After a mutation succeeds, call mutate() from the corresponding read hook to refetch:
function NewPostForm() {
const { mutate } = usePosts();
const { createPost, isCreating } = useCreatePost();
async function onSubmit(data: CreatePostDto) {
await createPost(data);
await mutate(); // refetch /api/posts
}
return (
<form onSubmit={handleSubmit(onSubmit)}>
{/* form fields */}
<button disabled={isCreating}>
{isCreating ? 'Creating...' : 'Create post'}
</button>
</form>
);
}
This is the full loop: trigger fires the write, mutate() refreshes the read cache, and the UI updates automatically.
Skip the request until you have a required value:
const { data } = useSWR(
userId ? `/api/users/${userId}` : null,
fetcher
);
Passing null as the key tells SWR not to fetch. Useful when the key depends on auth state or a parent component loading first.

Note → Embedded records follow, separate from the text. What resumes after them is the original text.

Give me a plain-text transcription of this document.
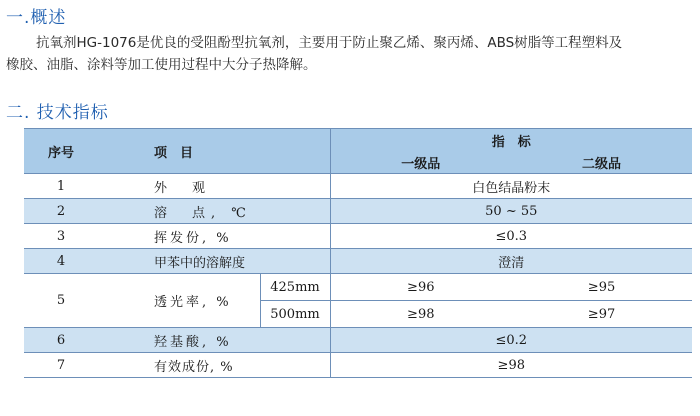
一.概述
抗氧剂HG-1076是优良的受阻酚型抗氧剂，主要用于防止聚乙烯、聚丙烯、ABS树脂等工程塑料及
橡胶、油脂、涂料等加工使用过程中大分子热降解。
二. 技术指标
序号	项　目		指　标	
			一级品	二级品
1	外　观		白色结晶粉末	
2	溶　点, ℃		50 ~ 55	
3	挥发份, %		≤0.3	
4	甲苯中的溶解度		澄清	
5	透光率, %	425mm	≥96	≥95
		500mm	≥98	≥97
6	羟基酸, %		≤0.2	
7	有效成份, %		≥98	
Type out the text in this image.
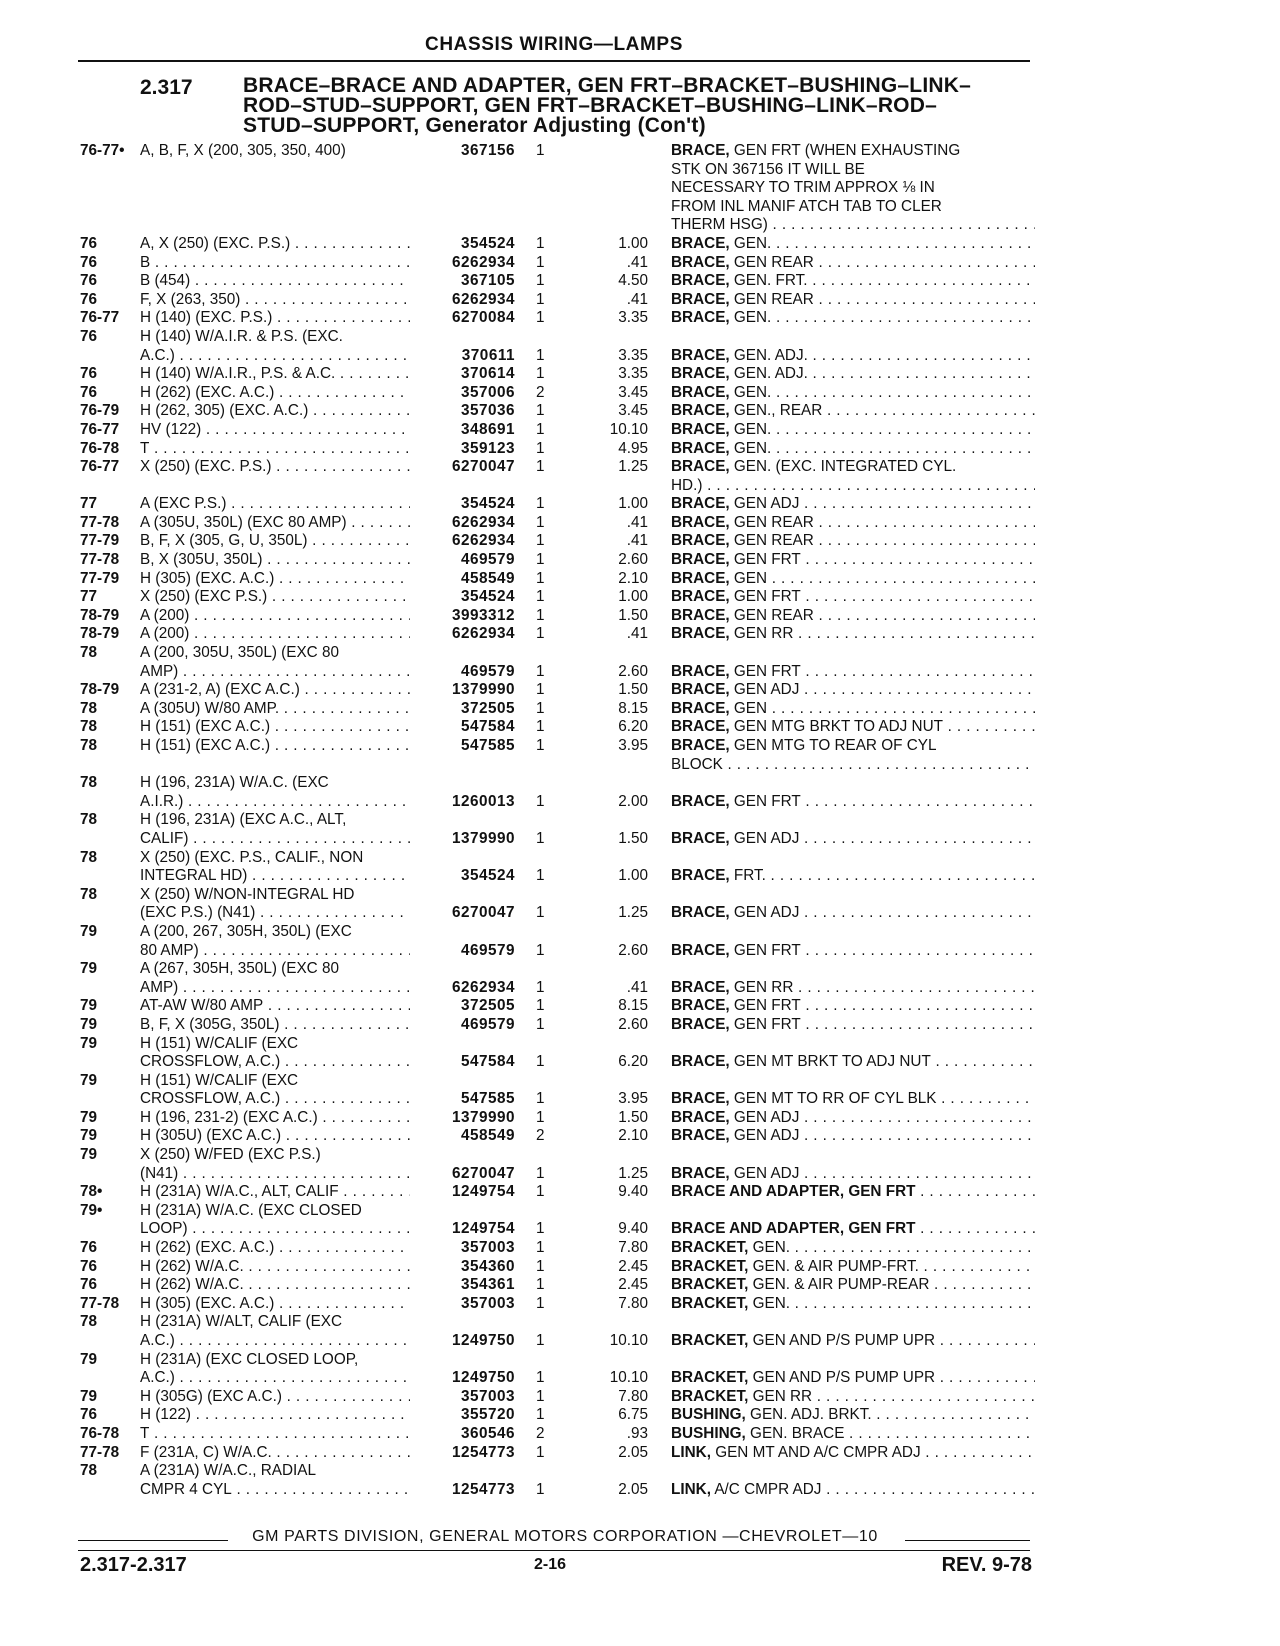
CHASSIS WIRING—LAMPS
2.317 BRACE–BRACE AND ADAPTER, GEN FRT–BRACKET–BUSHING–LINK–
ROD–STUD–SUPPORT, GEN FRT–BRACKET–BUSHING–LINK–ROD–
STUD–SUPPORT, Generator Adjusting (Con't)
76-77• A, B, F, X (200, 305, 350, 400)	367156 1	BRACE, GEN FRT (WHEN EXHAUSTING
STK ON 367156 IT WILL BE
NECESSARY TO TRIM APPROX ⅛ IN
FROM INL MANIF ATCH TAB TO CLER
THERM HSG) . . .
76	A, X (250) (EXC. P.S.) . . .	354524 1	1.00 BRACE, GEN. . . .
76	B . . .	6262934 1	.41 BRACE, GEN REAR . . .
76	B (454) . . .	367105 1	4.50 BRACE, GEN. FRT. . . .
76	F, X (263, 350) . . .	6262934 1	.41 BRACE, GEN REAR . . .
76-77 H (140) (EXC. P.S.) . . .	6270084 1	3.35 BRACE, GEN. . . .
76	H (140) W/A.I.R. & P.S. (EXC.
A.C.) . . .	370611 1	3.35 BRACE, GEN. ADJ. . . .
76	H (140) W/A.I.R., P.S. & A.C. . . .	370614 1	3.35 BRACE, GEN. ADJ. . . .
76	H (262) (EXC. A.C.) . . .	357006 2	3.45 BRACE, GEN. . . .
76-79 H (262, 305) (EXC. A.C.) . . .	357036 1	3.45 BRACE, GEN., REAR . . .
76-77 HV (122) . . .	348691 1	10.10 BRACE, GEN. . . .
76-78 T . . .	359123 1	4.95 BRACE, GEN. . . .
76-77 X (250) (EXC. P.S.) . . .	6270047 1	1.25 BRACE, GEN. (EXC. INTEGRATED CYL.
HD.) . . .
77	A (EXC P.S.) . . .	354524 1	1.00 BRACE, GEN ADJ . . .
77-78 A (305U, 350L) (EXC 80 AMP) . . .	6262934 1	.41 BRACE, GEN REAR . . .
77-79 B, F, X (305, G, U, 350L) . . .	6262934 1	.41 BRACE, GEN REAR . . .
77-78 B, X (305U, 350L) . . .	469579 1	2.60 BRACE, GEN FRT . . .
77-79 H (305) (EXC. A.C.) . . .	458549 1	2.10 BRACE, GEN . . .
77	X (250) (EXC P.S.) . . .	354524 1	1.00 BRACE, GEN FRT . . .
78-79 A (200) . . .	3993312 1	1.50 BRACE, GEN REAR . . .
78-79 A (200) . . .	6262934 1	.41 BRACE, GEN RR . . .
78	A (200, 305U, 350L) (EXC 80
AMP) . . .	469579 1	2.60 BRACE, GEN FRT . . .
78-79 A (231-2, A) (EXC A.C.) . . .	1379990 1	1.50 BRACE, GEN ADJ . . .
78	A (305U) W/80 AMP. . . .	372505 1	8.15 BRACE, GEN . . .
78	H (151) (EXC A.C.) . . .	547584 1	6.20 BRACE, GEN MTG BRKT TO ADJ NUT . . .
78	H (151) (EXC A.C.) . . .	547585 1	3.95 BRACE, GEN MTG TO REAR OF CYL
BLOCK . . .
78	H (196, 231A) W/A.C. (EXC
A.I.R.) . . .	1260013 1	2.00 BRACE, GEN FRT . . .
78	H (196, 231A) (EXC A.C., ALT,
CALIF) . . .	1379990 1	1.50 BRACE, GEN ADJ . . .
78	X (250) (EXC. P.S., CALIF., NON
INTEGRAL HD) . . .	354524 1	1.00 BRACE, FRT. . . .
78	X (250) W/NON-INTEGRAL HD
(EXC P.S.) (N41) . . .	6270047 1	1.25 BRACE, GEN ADJ . . .
79	A (200, 267, 305H, 350L) (EXC
80 AMP) . . .	469579 1	2.60 BRACE, GEN FRT . . .
79	A (267, 305H, 350L) (EXC 80
AMP) . . .	6262934 1	.41 BRACE, GEN RR . . .
79	AT-AW W/80 AMP . . .	372505 1	8.15 BRACE, GEN FRT . . .
79	B, F, X (305G, 350L) . . .	469579 1	2.60 BRACE, GEN FRT . . .
79	H (151) W/CALIF (EXC
CROSSFLOW, A.C.) . . .	547584 1	6.20 BRACE, GEN MT BRKT TO ADJ NUT . . .
79	H (151) W/CALIF (EXC
CROSSFLOW, A.C.) . . .	547585 1	3.95 BRACE, GEN MT TO RR OF CYL BLK . . .
79	H (196, 231-2) (EXC A.C.) . . .	1379990 1	1.50 BRACE, GEN ADJ . . .
79	H (305U) (EXC A.C.) . . .	458549 2	2.10 BRACE, GEN ADJ . . .
79	X (250) W/FED (EXC P.S.)
(N41) . . .	6270047 1	1.25 BRACE, GEN ADJ . . .
78• H (231A) W/A.C., ALT, CALIF . . .	1249754 1	9.40 BRACE AND ADAPTER, GEN FRT . . .
79• H (231A) W/A.C. (EXC CLOSED
LOOP) . . .	1249754 1	9.40 BRACE AND ADAPTER, GEN FRT . . .
76	H (262) (EXC. A.C.) . . .	357003 1	7.80 BRACKET, GEN. . . .
76	H (262) W/A.C. . . .	354360 1	2.45 BRACKET, GEN. & AIR PUMP-FRT. . . .
76	H (262) W/A.C. . . .	354361 1	2.45 BRACKET, GEN. & AIR PUMP-REAR . . .
77-78 H (305) (EXC. A.C.) . . .	357003 1	7.80 BRACKET, GEN. . . .
78	H (231A) W/ALT, CALIF (EXC
A.C.) . . .	1249750 1	10.10 BRACKET, GEN AND P/S PUMP UPR . . .
79	H (231A) (EXC CLOSED LOOP,
A.C.) . . .	1249750 1	10.10 BRACKET, GEN AND P/S PUMP UPR . . .
79	H (305G) (EXC A.C.) . . .	357003 1	7.80 BRACKET, GEN RR . . .
76	H (122) . . .	355720 1	6.75 BUSHING, GEN. ADJ. BRKT. . . .
76-78 T . . .	360546 2	.93 BUSHING, GEN. BRACE . . .
77-78 F (231A, C) W/A.C. . . .	1254773 1	2.05 LINK, GEN MT AND A/C CMPR ADJ . . .
78	A (231A) W/A.C., RADIAL
CMPR 4 CYL . . .	1254773 1	2.05 LINK, A/C CMPR ADJ . . .
GM PARTS DIVISION, GENERAL MOTORS CORPORATION —CHEVROLET—10
2.317-2.317	2-16	REV. 9-78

Do NOT use poster with FormData -- the Content-Type: application/json header it sets will break multipart parsing. Use fetch directly:
const res = await fetch('/api/upload', {
method: 'POST',
headers: authHeaders(), // no Content-Type -- browser sets the boundary
body: formData,
});
A full CRUD resource ends up as three hook files in hooks/api/:
hooks/api/
usePosts.ts -- useSWR read
useCreatePost.ts -- useSWRMutation write
useDeletePost.ts -- useSWRMutation delete
Each hook has one job. The component imports all three and composes them.
Set up lib/fetcher.ts once, write one hook per operation in hooks/api/, and call mutate() after every write. Every client-side feature in this boilerplate follows that loop. Once you understand it, wiring a new resource takes about 10 minutes -- write the API route, write the hook, drop it into the component.